L’amministratrice delegata della banca Virgin Money, Jayne-Anne Gadhia – una delle poche donne al mondo ad aver raggiunto questo ruolo – si è spinta oltre e ha recentemente introdotto un modello che identifica eventuali anomalie derivanti dalla valutazione, soggettiva, dei manager sulla performance dei propri subordinati e, quindi, sulle decisioni riguardanti i bonus. Ogni risultato che appare statisticamente dubbio – come può essere una spropositata differenza di remunerazione a favore di uno dei due sessi – viene riesaminato.

Le prime analisi sui bonus sono state tanto sorprendenti quanto inaccettabili, dice Gadhia, che “rispedisce’” ai vari manager tutte le proposte di remunerazione che cadono al di fuori di una distribuzione statisticamente normale tra i generi. Da anni sostenitrice della causa, Gadhia ha guidato lo studio sulla presenza di donne in posizioni di comando nel settore finanziario britannico, lanciato nel 2016 a richiesta del governo.

Niente di più persuasivo del sapere che il capo non solo brandisce lo slogan della parità di genere ma agisce per correggere gli squilibri.

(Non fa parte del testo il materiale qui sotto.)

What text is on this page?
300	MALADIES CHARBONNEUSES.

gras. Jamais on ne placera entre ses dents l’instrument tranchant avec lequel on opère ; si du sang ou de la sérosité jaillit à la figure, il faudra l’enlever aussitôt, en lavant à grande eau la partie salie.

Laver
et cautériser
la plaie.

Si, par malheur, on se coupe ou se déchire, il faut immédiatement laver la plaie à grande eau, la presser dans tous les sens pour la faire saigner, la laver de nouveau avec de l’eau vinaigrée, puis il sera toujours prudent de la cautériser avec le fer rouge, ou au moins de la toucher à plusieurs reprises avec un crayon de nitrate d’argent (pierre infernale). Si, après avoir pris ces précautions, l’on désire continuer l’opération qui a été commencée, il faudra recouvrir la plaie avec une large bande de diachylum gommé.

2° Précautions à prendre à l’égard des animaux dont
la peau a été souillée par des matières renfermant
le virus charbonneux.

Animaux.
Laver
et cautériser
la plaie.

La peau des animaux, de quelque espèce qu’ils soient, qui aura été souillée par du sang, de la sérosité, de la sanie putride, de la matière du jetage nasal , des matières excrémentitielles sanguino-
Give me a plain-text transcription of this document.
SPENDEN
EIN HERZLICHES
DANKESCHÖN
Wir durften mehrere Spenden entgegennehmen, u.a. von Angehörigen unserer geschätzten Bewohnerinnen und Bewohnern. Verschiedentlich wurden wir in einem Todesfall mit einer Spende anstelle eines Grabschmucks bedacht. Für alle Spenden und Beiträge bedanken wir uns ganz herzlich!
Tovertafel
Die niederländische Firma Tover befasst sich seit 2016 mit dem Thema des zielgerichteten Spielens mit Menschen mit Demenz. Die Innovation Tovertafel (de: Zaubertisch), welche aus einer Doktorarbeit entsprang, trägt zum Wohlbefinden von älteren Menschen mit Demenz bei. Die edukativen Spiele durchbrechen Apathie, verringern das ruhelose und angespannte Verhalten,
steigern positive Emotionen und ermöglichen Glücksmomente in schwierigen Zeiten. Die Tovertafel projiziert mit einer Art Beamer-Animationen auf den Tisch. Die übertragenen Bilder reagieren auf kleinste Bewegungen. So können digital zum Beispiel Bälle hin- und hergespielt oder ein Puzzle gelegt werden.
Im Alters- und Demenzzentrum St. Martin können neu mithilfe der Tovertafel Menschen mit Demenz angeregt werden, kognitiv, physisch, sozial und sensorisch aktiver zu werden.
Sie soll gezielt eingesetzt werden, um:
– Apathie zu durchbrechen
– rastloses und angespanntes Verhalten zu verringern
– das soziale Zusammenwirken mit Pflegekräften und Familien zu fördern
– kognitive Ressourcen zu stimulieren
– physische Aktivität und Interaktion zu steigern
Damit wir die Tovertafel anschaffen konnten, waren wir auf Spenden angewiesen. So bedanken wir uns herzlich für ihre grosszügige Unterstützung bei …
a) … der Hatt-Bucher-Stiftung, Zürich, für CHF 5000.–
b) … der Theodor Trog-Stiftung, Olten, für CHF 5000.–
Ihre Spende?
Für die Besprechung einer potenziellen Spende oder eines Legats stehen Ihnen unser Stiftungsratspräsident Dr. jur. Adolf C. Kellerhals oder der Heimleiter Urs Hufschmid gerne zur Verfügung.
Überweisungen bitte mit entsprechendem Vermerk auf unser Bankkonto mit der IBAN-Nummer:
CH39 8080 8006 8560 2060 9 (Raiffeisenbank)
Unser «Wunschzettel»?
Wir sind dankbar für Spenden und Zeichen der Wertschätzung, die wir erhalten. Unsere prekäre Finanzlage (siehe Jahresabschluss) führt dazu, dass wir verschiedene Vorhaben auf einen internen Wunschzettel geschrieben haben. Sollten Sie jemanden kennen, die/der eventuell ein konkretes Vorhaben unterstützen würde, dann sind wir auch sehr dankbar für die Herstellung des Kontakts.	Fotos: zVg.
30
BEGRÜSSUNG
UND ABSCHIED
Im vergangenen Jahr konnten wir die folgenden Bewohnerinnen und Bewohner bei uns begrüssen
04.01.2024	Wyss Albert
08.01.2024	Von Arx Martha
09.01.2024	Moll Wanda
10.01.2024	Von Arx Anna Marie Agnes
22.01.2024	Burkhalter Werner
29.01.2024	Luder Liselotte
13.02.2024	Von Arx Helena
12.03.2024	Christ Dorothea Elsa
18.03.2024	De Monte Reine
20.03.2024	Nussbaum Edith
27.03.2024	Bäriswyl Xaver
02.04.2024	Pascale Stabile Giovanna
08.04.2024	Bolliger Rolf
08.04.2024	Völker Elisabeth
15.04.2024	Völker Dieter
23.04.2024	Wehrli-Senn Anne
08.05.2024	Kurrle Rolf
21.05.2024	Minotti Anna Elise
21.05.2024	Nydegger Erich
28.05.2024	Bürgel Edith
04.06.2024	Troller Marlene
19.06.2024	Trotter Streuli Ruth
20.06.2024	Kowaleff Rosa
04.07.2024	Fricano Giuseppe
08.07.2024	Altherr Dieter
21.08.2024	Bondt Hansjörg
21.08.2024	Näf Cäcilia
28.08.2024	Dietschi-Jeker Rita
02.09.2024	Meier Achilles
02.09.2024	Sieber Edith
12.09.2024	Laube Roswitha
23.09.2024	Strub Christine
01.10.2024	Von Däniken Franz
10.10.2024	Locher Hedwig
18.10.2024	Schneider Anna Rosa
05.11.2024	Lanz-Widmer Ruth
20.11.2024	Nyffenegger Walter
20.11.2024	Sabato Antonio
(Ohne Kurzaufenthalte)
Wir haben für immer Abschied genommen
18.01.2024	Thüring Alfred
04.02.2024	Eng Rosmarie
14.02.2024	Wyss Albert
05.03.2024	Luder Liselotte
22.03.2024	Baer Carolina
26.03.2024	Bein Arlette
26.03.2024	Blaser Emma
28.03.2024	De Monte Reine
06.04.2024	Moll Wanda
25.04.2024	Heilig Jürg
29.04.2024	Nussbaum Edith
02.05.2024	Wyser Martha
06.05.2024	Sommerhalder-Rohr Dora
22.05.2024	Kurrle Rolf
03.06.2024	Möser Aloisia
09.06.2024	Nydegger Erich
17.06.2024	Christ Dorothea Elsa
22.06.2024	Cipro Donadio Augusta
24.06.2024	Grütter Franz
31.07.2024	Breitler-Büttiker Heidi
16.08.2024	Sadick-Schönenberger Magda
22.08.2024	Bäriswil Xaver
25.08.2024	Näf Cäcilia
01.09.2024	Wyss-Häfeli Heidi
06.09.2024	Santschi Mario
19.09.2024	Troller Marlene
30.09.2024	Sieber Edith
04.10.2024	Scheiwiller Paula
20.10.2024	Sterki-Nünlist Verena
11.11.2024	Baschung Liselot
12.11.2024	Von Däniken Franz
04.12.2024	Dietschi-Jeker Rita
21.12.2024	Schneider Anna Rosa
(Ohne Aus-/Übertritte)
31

Con o senza l’introduzione di quote, il cambiamento verso la parità di genere deve essere forzato, nel Regno Unito e altrove. Se non da imposizioni legali – che possono creare una serie di indesiderati effetti collaterali – questo deve partire dalla leadership delle società in cui tali disparità avvengono. Indipendentemente dal fatto che a capo dell’organizzazione ci sia un uomo o una donna.